MRI Evaluation of Non-Necrotic T2-Hyperintense Foci in Pediatric Diffuse Intrinsic Pontine Glioma

Abstract

Background and purpose: The conventional MR imaging appearance of diffuse intrinsic pontine glioma suggests intralesional histopathologic heterogeneity, and various distinct lesion components, including T2-hypointense foci, have been described. Here we report the prevalence, conventional MR imaging semiology, and advanced MR imaging features of non-necrotic T2-hyperintense foci in diffuse intrinsic pontine glioma.

Materials and methods: Twenty-five patients with diffuse intrinsic pontine gliomas were included in this study. MR imaging was performed at 3T by using conventional and advanced MR imaging sequences. Perfusion (CBV), vascular permeability (ve, Ktrans), and diffusion (ADC) metrics were calculated and used to characterize non-necrotic T2-hyperintense foci in comparison with other lesion components, namely necrotic T2-hyperintense foci, T2-hypointense foci, peritumoral edema, and normal brain stem. Statistical analysis was performed by using Kruskal-Wallis and Wilcoxon rank sum tests.

Results: Sixteen non-necrotic T2-hyperintense foci were found in 12 tumors. In these foci, ADC values were significantly higher than those in either T2-hypointense foci (P = .002) or normal parenchyma (P = .0002), and relative CBV values were significantly lower than those in either T2-hypointense (P = .0002) or necrotic T2-hyperintense (P = .006) foci. Volume transfer coefficient values in T2-hyperintense foci were lower than those in T2-hypointense (P = .0005) or necrotic T2-hyperintense (P = .0348) foci.

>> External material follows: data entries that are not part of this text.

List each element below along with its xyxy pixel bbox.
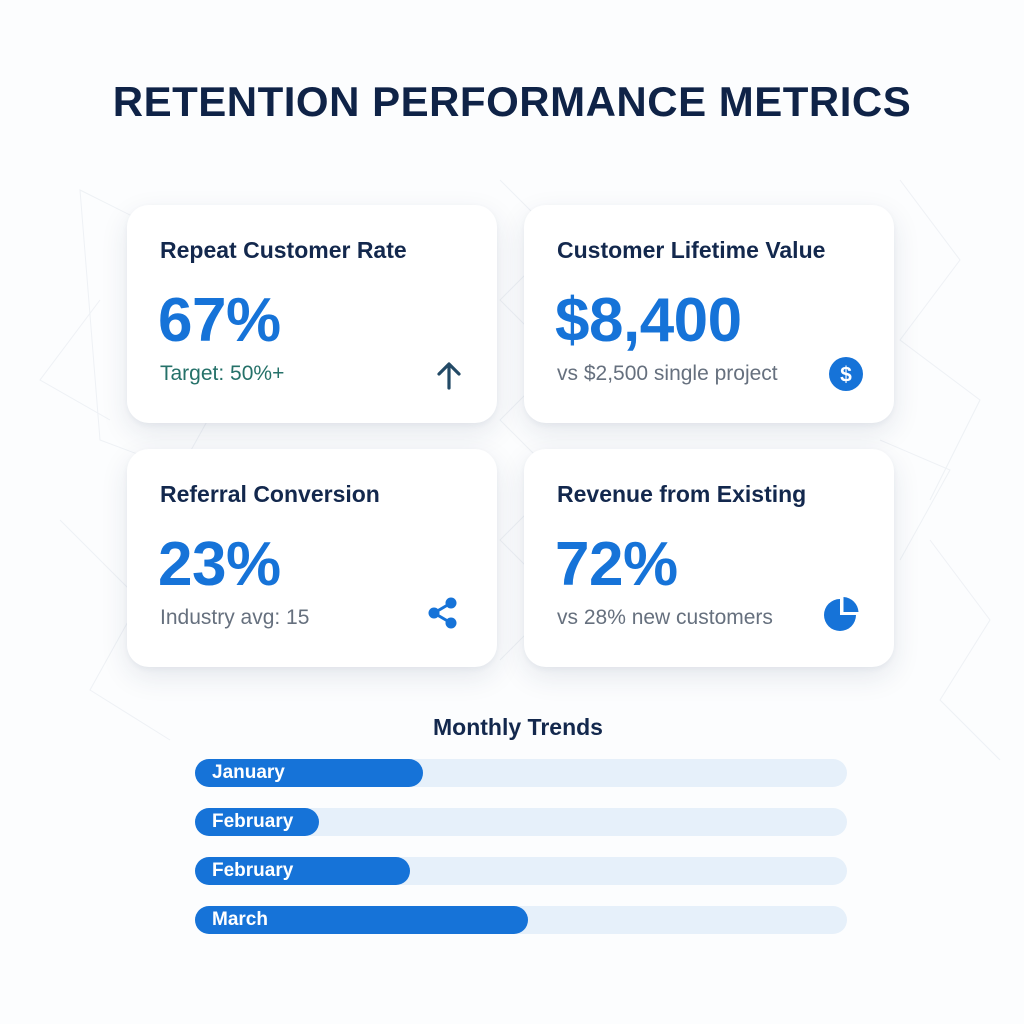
trend-bar-fill [195, 857, 411, 885]
trend-bar-track: February [195, 808, 847, 836]
metric-value: 67% [158, 286, 281, 355]
monthly-trends-title: Monthly Trends [433, 714, 603, 740]
arrow-up-icon [437, 362, 461, 390]
metric-subtext: Target: 50%+ [160, 362, 285, 385]
trend-bar-label: January [212, 762, 285, 783]
trend-bar-label: March [212, 909, 268, 930]
trend-bar-track: January [195, 759, 847, 787]
metric-subtext: Industry avg: 15 [160, 606, 310, 629]
metric-card-revenue-from-existing: Revenue from Existing 72% vs 28% new cus… [524, 449, 894, 667]
metric-subtext: vs 28% new customers [557, 606, 773, 629]
trend-bar-label: February [212, 860, 294, 881]
trend-bar-fill [195, 808, 319, 836]
trend-bar-track: February [195, 857, 847, 885]
svg-text:$: $ [840, 364, 852, 387]
pie-chart-icon [824, 597, 859, 631]
metric-card-customer-lifetime-value: Customer Lifetime Value $8,400 vs $2,500… [524, 205, 894, 423]
metric-card-repeat-customer-rate: Repeat Customer Rate 67% Target: 50%+ [127, 205, 497, 423]
metric-value: $8,400 [555, 286, 742, 355]
trend-bar-track: March [195, 906, 847, 934]
metric-label: Referral Conversion [160, 481, 380, 507]
metric-label: Repeat Customer Rate [160, 237, 407, 263]
trend-bar-fill [195, 906, 528, 934]
trend-bar-label: February [212, 811, 294, 832]
dollar-icon: $ [829, 357, 863, 391]
metric-subtext: vs $2,500 single project [557, 362, 778, 385]
share-icon [428, 597, 457, 629]
metric-value: 23% [158, 530, 281, 599]
trend-bar-fill [195, 759, 424, 787]
metric-card-referral-conversion: Referral Conversion 23% Industry avg: 15 [127, 449, 497, 667]
metric-value: 72% [555, 530, 678, 599]
metric-label: Customer Lifetime Value [557, 237, 826, 263]
metric-label: Revenue from Existing [557, 481, 807, 507]
page-title: RETENTION PERFORMANCE METRICS [112, 78, 912, 125]
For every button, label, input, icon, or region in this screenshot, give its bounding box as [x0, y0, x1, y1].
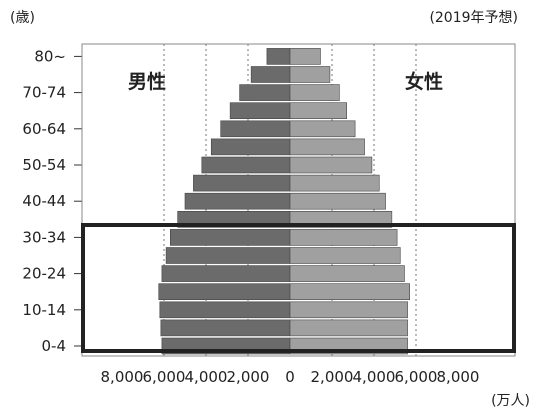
female-bar-80~ [289, 48, 321, 65]
male-bar-60-64 [220, 120, 291, 138]
female-bar-10-14 [289, 301, 408, 319]
x-tick-label: 0 [285, 368, 295, 386]
female-bar-30-34 [289, 229, 398, 246]
y-tick-label: 80~ [34, 47, 66, 65]
x-tick-label: 8,000 [101, 368, 144, 386]
female-bar-50-54 [289, 156, 373, 174]
y-tick-labels: 0-4 10-14 20-24 30-34 40-44 50-54 60-64 70-74 80… [22, 47, 82, 355]
series-label-female: 女性 [405, 70, 443, 93]
series-label-male: 男性 [128, 70, 166, 93]
y-axis-unit: (歳) [10, 10, 35, 26]
female-bar-5-9 [289, 319, 408, 337]
male-bar-10-14 [159, 301, 291, 319]
plot-frame [81, 43, 516, 357]
male-bar-70-74 [239, 84, 291, 101]
female-bar-70-74 [289, 84, 340, 101]
y-tick-label: 0-4 [42, 337, 67, 355]
y-tick-label: 40-44 [22, 192, 66, 210]
male-bar-45-49 [193, 174, 291, 192]
male-bar-15-19 [158, 283, 291, 301]
y-tick-label: 10-14 [22, 301, 66, 319]
female-bar-45-49 [289, 174, 380, 192]
x-tick-label: 4,000 [353, 368, 396, 386]
female-bar-40-44 [289, 192, 386, 210]
male-bar-80~ [266, 48, 291, 65]
female-bar-20-24 [289, 265, 405, 282]
x-tick-labels: 8,000 6,000 4,000 2,000 0 2,000 4,000 6,000 8,00… [101, 368, 480, 386]
male-bar-25-29 [165, 247, 291, 264]
female-bar-25-29 [289, 247, 401, 264]
male-bar-50-54 [201, 156, 291, 174]
chart-subtitle: (2019年予想) [429, 10, 518, 26]
y-tick-label: 20-24 [22, 265, 66, 283]
x-tick-label: 8,000 [437, 368, 480, 386]
male-bar-30-34 [170, 229, 291, 246]
y-tick-label: 50-54 [22, 156, 66, 174]
female-bar-65-69 [289, 102, 348, 119]
male-bar-75-79 [250, 66, 291, 83]
x-tick-label: 4,000 [185, 368, 228, 386]
y-tick-label: 70-74 [22, 84, 66, 102]
y-tick-label: 60-64 [22, 120, 66, 138]
male-bar-65-69 [229, 102, 291, 119]
y-tick-label: 30-34 [22, 228, 66, 246]
male-bar-20-24 [161, 265, 291, 282]
x-tick-label: 6,000 [143, 368, 186, 386]
x-tick-label: 6,000 [395, 368, 438, 386]
female-bar-75-79 [289, 66, 331, 83]
highlight-box [81, 223, 516, 353]
male-bar-5-9 [160, 319, 291, 337]
male-bar-40-44 [184, 192, 291, 210]
female-bar-60-64 [289, 120, 356, 138]
female-bar-55-59 [289, 138, 365, 156]
x-axis-unit: (万人) [491, 393, 530, 409]
x-tick-label: 2,000 [227, 368, 270, 386]
male-bar-55-59 [210, 138, 291, 156]
female-bar-15-19 [289, 283, 410, 301]
x-tick-label: 2,000 [311, 368, 354, 386]
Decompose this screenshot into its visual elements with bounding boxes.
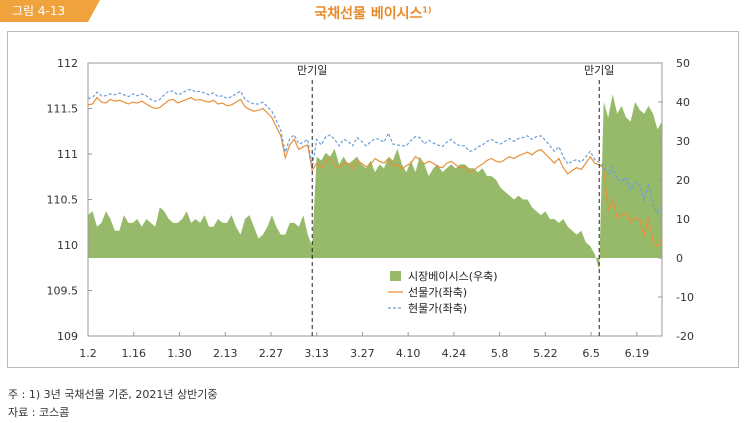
left-axis-tick-label: 111	[57, 148, 78, 161]
x-axis-tick-label: 5.8	[491, 347, 509, 360]
basis-area	[88, 94, 662, 270]
right-axis-tick-label: 30	[676, 135, 690, 148]
futures-price-line	[87, 96, 663, 248]
expiry-label: 만기일	[584, 63, 614, 77]
legend: 시장베이시스(우축) 선물가(좌축) 현물가(좌축)	[388, 270, 498, 315]
x-axis-tick-label: 4.24	[442, 347, 467, 360]
left-axis-tick-label: 110.5	[47, 194, 79, 207]
legend-label: 현물가(좌축)	[408, 302, 467, 315]
x-axis-tick-label: 2.13	[213, 347, 238, 360]
x-axis-tick-label: 1.2	[79, 347, 97, 360]
right-axis-tick-label: -10	[676, 291, 694, 304]
x-axis-tick-label: 6.5	[582, 347, 600, 360]
x-axis-tick-label: 1.16	[121, 347, 146, 360]
right-axis-tick-label: 50	[676, 57, 690, 70]
x-axis-tick-label: 6.19	[625, 347, 650, 360]
right-axis-tick-label: 20	[676, 174, 690, 187]
right-axis-tick-label: -20	[676, 330, 694, 343]
left-axis-tick-label: 109	[57, 330, 78, 343]
basis-area-layer	[88, 94, 662, 270]
x-axis-tick-label: 3.13	[304, 347, 329, 360]
left-axis-tick-label: 111.5	[47, 103, 79, 116]
legend-label: 시장베이시스(우축)	[408, 270, 498, 283]
left-axis-tick-label: 109.5	[47, 285, 79, 298]
footnote: 주 : 1) 3년 국채선물 기준, 2021년 상반기중	[8, 388, 218, 401]
x-axis-tick-label: 4.10	[396, 347, 421, 360]
figure-label-badge: 그림 4-13	[0, 0, 100, 22]
right-axis-tick-label: 0	[676, 252, 683, 265]
left-axis-tick-label: 110	[57, 239, 78, 252]
x-axis-tick-label: 2.27	[259, 347, 284, 360]
x-axis-tick-label: 5.22	[533, 347, 558, 360]
price-lines-layer	[87, 88, 663, 248]
chart-title-footnote-mark: 1)	[422, 5, 432, 15]
right-axis-tick-label: 10	[676, 213, 690, 226]
expiry-markers-layer: 만기일 만기일	[297, 63, 614, 336]
legend-label: 선물가(좌축)	[408, 286, 467, 299]
x-axis-tick-label: 1.30	[167, 347, 192, 360]
left-axis-tick-label: 112	[57, 57, 78, 70]
source-note: 자료 : 코스콤	[8, 406, 70, 419]
spot-price-line	[87, 88, 663, 215]
chart-frame	[7, 31, 739, 368]
x-axis-tick-label: 3.27	[350, 347, 375, 360]
axis-labels-layer: 112 111.5 111 110.5 110 109.5 109 50 40 30 20 10 0 -1…	[47, 57, 694, 360]
legend-basis-swatch	[390, 271, 401, 281]
right-axis-tick-label: 40	[676, 96, 690, 109]
chart-title: 국채선물 베이시스1)	[0, 3, 746, 23]
figure-label: 그림 4-13	[12, 4, 66, 18]
expiry-label: 만기일	[297, 63, 327, 77]
chart-title-text: 국채선물 베이시스	[314, 6, 423, 22]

Conclusions: Non-necrotic T2-hyperintense foci are common, distinct lesion components within diffuse intrinsic pontine gliomas. Advanced MR imaging data suggest low cellularity and an early stage of angioneogenesis with leaky vessels resulting in expansion of the extracellular space. Because of the lack of biopsy validation, the underlying histoarchitectural and pathophysiologic changes remain unclear; therefore, these foci may correspond to a poorly understood biologic event in tumor evolution.

© 2016 by American Journal of Neuroradiology.

Figures

Fig 1.

Axial MR images centered on the pons and showing non-necrotic T2HrF (long arrow). T2-weighted image (A), ADC map (B), T1-weighted postcontrast subtraction image (C), and CBV map (D). These images show a well-defined, fairly voluminous T2HrF within the left hemipons (a smaller similar lesion may be present on the right side, too), which is associated with mass effect, slightly increased signal in ADC (B), lack of contrast enhancement after IV gadolinium injection (C), and moderately increased CBV (D).

Fig 2.

Axial (A) and sagittal (B) T2-weighted MR images of a DIPG with both non-necrotic T2HrF (arrowhead) and T2HoF (long arrow).

Fig 3.

Boxplots of ADC, rCBV, Ktrans, and ve for the different ROI types analyzed in DIPG. The y-axis of boxplots was rescaled for rCBV, Ktrans, and ve. Error bars represent SDs. Statistical differences between groups (P < .05) are signified as follows: The asterisk indicates normal brain stem, ¥, T2HoF; ‡, necrotic T2HrF; §, edema.

Fig 4.

Feature comparison of the 4 ROIs. A, Normal brain stem. B, A non-necrotic T2HrF is a well-circumscribed intratumoral area exhibiting high T2 signal and is often associated with local mass effect on surrounding structures, shown by splaying transverse pontocerebellar fibers. C, T2HoF are characterized by low T2 signal and are locally expansile. D, Necrotic T2HrF exhibit irregular margins, central T2 hypersignal, peripheral T2 hyposignal, and postcontrast signal enhancement. On the basis of their advanced MR imaging features, we speculate that non-necrotic T2HrF, T2HoF, and necrotic T2HrF, while possibly coexisting, may indicate sequential steps in the evolution of tumor cell populations (clones).